日本のすがた・かたち
鳥の如く
空を駆け行く
地の果てに
有るはマウスの
軌跡その音
私は時々、グーグルアースで地球の旅をします。
もちろんパソコン上での仮想の旅ですが、これが結構いける旅で、子どもの時のような空想が広がります。
きっかけは日本列島の地形と周辺の海底の地形を見るためでしたが、いつの間にか世界遺産を訪ね、世界を旅するようになりました。グランドキャニオンを低空飛行で見たり、秦の始皇帝陵やアンコールワットに行ったり、縦横無尽です。
日本列島の長さは最北端の択捉島「カムイワッカ岬」から、最西端の与那国島「西崎(いりざき)」までの直線距離にすると3,264kmといわれています。
この日本列島の全域を500㎞上空から俯瞰しながら降下し、3000mほどに近づき飛行してみると、意外なことに気が付きます。行けども、行けども日本列島は森また森で、ほとんど森林で覆われているということです。人間の存在が森林の中にしかないと思える情景です。
その中に今の私がいて、日頃東京や京都などに移動している分けですが、3000m上空からではそのすがたかたちは見えません。

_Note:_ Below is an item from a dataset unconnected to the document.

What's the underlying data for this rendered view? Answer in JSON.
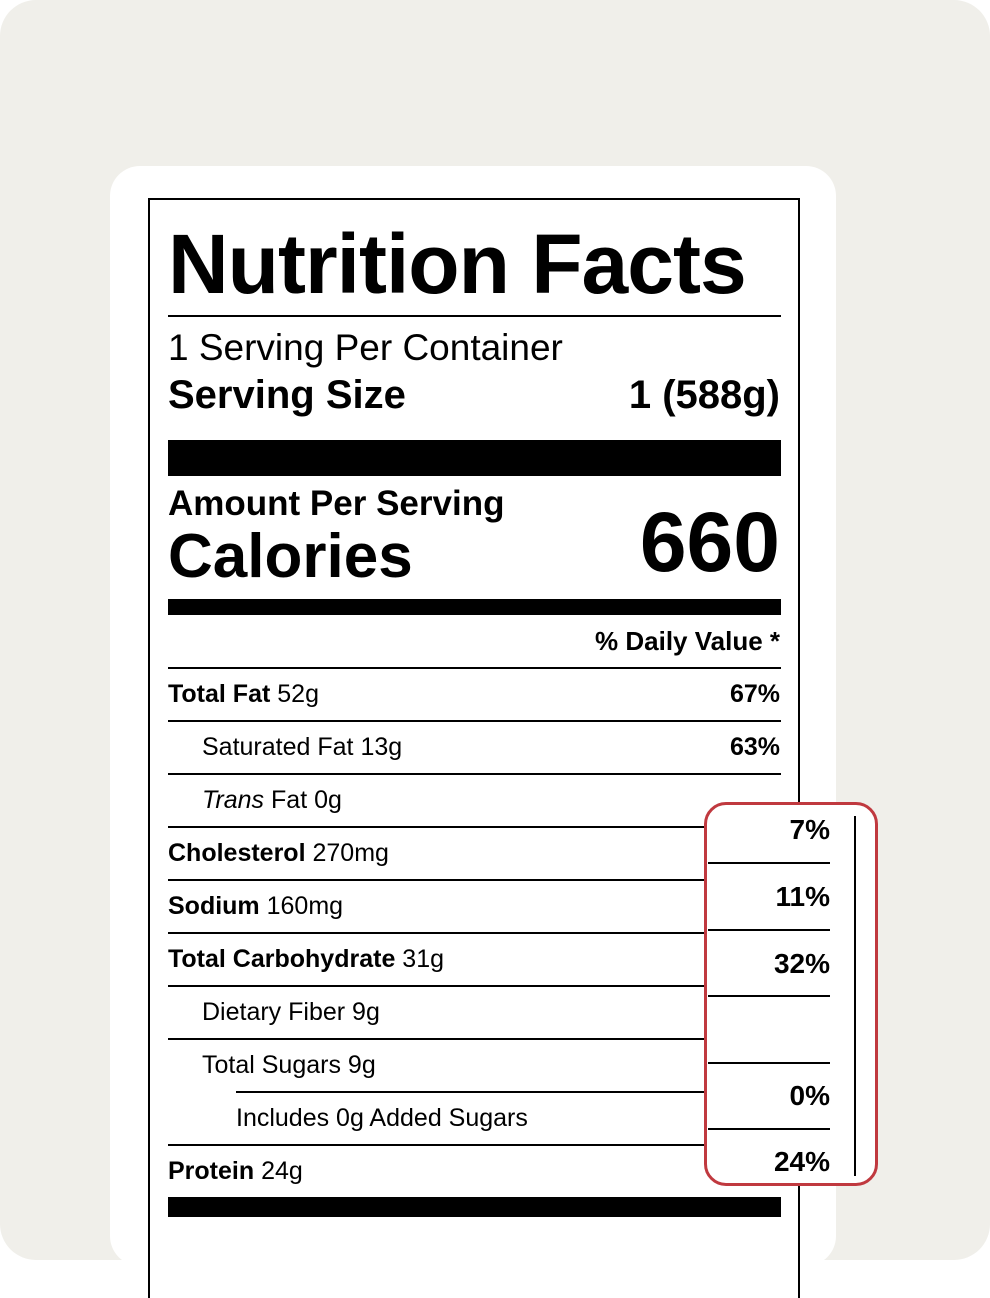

まるで縄文時代の森林の中での生活がそのまま続いているような錯覚に襲われます。
これは高さによる錯覚というトリックですが、この映像は太古の時代より、日本列島で展開されてきた歴史の深層というか、歴史が何によって動機づけられているかを一瞬にして明らかしているかのようです。
日本列島の歴史は、森林の狩猟採集生活から農業社会へと移行し、現在のような産業社会へと変貌してきました。その激しい流れは、古代から続いてきた山岳や海、そして森林などの自然の有様に対する畏敬の念や親密感を抑圧し喪失させてきたといえます。
またその流れは、稲作によってはぐくまれてきた神や仏の存在を、希薄にし、横目で見ているような脇役に追いやってきました。そして目に見えない超自然的なものを基本とした森林や海の生活から、目に見える文明の果実だけを追いかけ、生活の主役としてきました。
それが、現代社会が病める原因のひとつで、文明の果実だけを追いかけたその先に見えてきたものと思います。
先日、祭事「和の心にて候」の主役のひとりである、デイジュリドウ奏者のKNOB(ノブ)さんのライブを見てきました。
彼の凄まじいまでの神仏への回帰演奏の経文や祝詞の上奏は、私に目に見えない超自然的世界を垣間見せてくれることになり、一時間半ほどの演奏でしたが、現代社会が抱える一見見栄えのいい都会の暮らしや、「成長と繁栄」という現代神話がほころび始めていることを感じさせてくれるものでした。
5万年前のアボリジニの長い木の笛は、グーグルアースと同じように私を乗せ、3000m上空から現代社会を俯瞰させてくれたようです。